I could be totally wrong, but I suspect that Roman Catholics among the "lower sorts" in Elizabethan England either went forward without dispensation or did not marry within the forbidden degrees.

I might add one more item to your list of protections: a dispensation also protected any possible children of the marriage from the potential taint of illegitimacy. And since illegitimate children were barred from inheriting, from entering clerical orders, and from a whole host of other activities, this was a very important issue among those marrying within the forbidden degrees.

kb said...

Thanks PhD Historian!

I just needed to 'discuss' the issues out.

I've been wondering a great deal recently about how Roman Catholics 'observed' during Elizabeth's reign. (I specifically excluded all religious topics from the research I did for my dissertation/thesis.)

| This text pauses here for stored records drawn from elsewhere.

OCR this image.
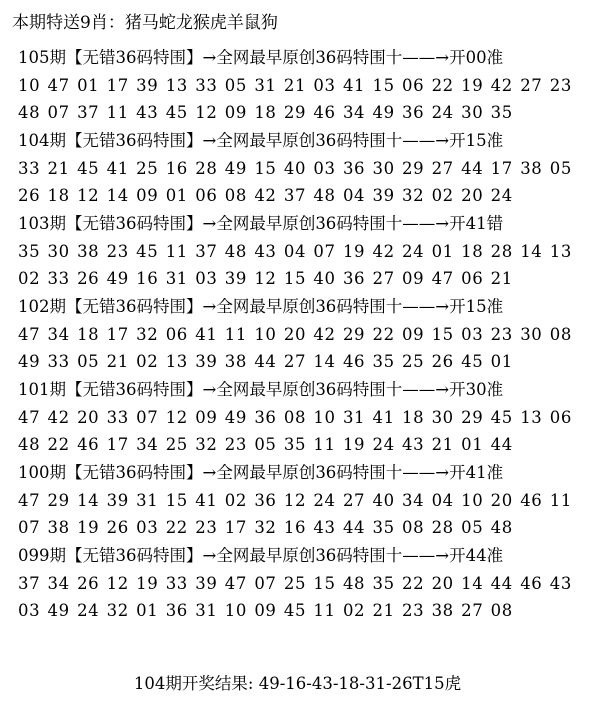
本期特送9肖：猪马蛇龙猴虎羊鼠狗
105期【无错36码特围】→全网最早原创36码特围十——→开00准
10 47 01 17 39 13 33 05 31 21 03 41 15 06 22 19 42 27 23
48 07 37 11 43 45 12 09 18 29 46 34 49 36 24 30 35
104期【无错36码特围】→全网最早原创36码特围十——→开15准
33 21 45 41 25 16 28 49 15 40 03 36 30 29 27 44 17 38 05
26 18 12 14 09 01 06 08 42 37 48 04 39 32 02 20 24
103期【无错36码特围】→全网最早原创36码特围十——→开41错
35 30 38 23 45 11 37 48 43 04 07 19 42 24 01 18 28 14 13
02 33 26 49 16 31 03 39 12 15 40 36 27 09 47 06 21
102期【无错36码特围】→全网最早原创36码特围十——→开15准
47 34 18 17 32 06 41 11 10 20 42 29 22 09 15 03 23 30 08
49 33 05 21 02 13 39 38 44 27 14 46 35 25 26 45 01
101期【无错36码特围】→全网最早原创36码特围十——→开30准
47 42 20 33 07 12 09 49 36 08 10 31 41 18 30 29 45 13 06
48 22 46 17 34 25 32 23 05 35 11 19 24 43 21 01 44
100期【无错36码特围】→全网最早原创36码特围十——→开41准
47 29 14 39 31 15 41 02 36 12 24 27 40 34 04 10 20 46 11
07 38 19 26 03 22 23 17 32 16 43 44 35 08 28 05 48
099期【无错36码特围】→全网最早原创36码特围十——→开44准
37 34 26 12 19 33 39 47 07 25 15 48 35 22 20 14 44 46 43
03 49 24 32 01 36 31 10 09 45 11 02 21 23 38 27 08
104期开奖结果: 49-16-43-18-31-26T15虎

I am curious about the role local priests played in the life of English Catholics and this question (thanks Jacque) piqued my interest. I suspect that many of the lower sorts lost track of some relationships as they lost track of their ages and therefore may not have known that in some cases dispensations would have been required under canon law. Clearly I have reading to do.

PhD Historian said...

There is a large and rapidly growing body of literature out there on recusancy, KB, as I am sure you know. One of my former colleagues in grad school is writing her PhD thesis on recusancy in the later Elizabethan period, and I believe she deals extensively on how the wealthier Catholics offered moral and religious support to those Catholics of lesser means, especially through the support of priests who operated in secret.

And I have to wonder, as you do, how much of the minutiae and legal detail was overlooked, both deliberately and accidentally, as recusants struggled for just the basics of mass and confession. Who was related to whom prior to marriage may well have been a low priority when fundamental access to the core sacraments was so restricted.

Lindsey said...

One example of first cousin marriage which popped into my head when I read the question from Jacque is a non-Tudor era one: Queen Victora and Prince Albert (Victoria's mother and Albert's father were brother and sister).

I have to admit I was rather shocked when I discovered the above fact many years ago (the 19th century is another interest of mine)--shocked because we are talking here about inbreeding and, well, incest. I had thought these practices had ended by the 19th century (among royals, at least) but not so!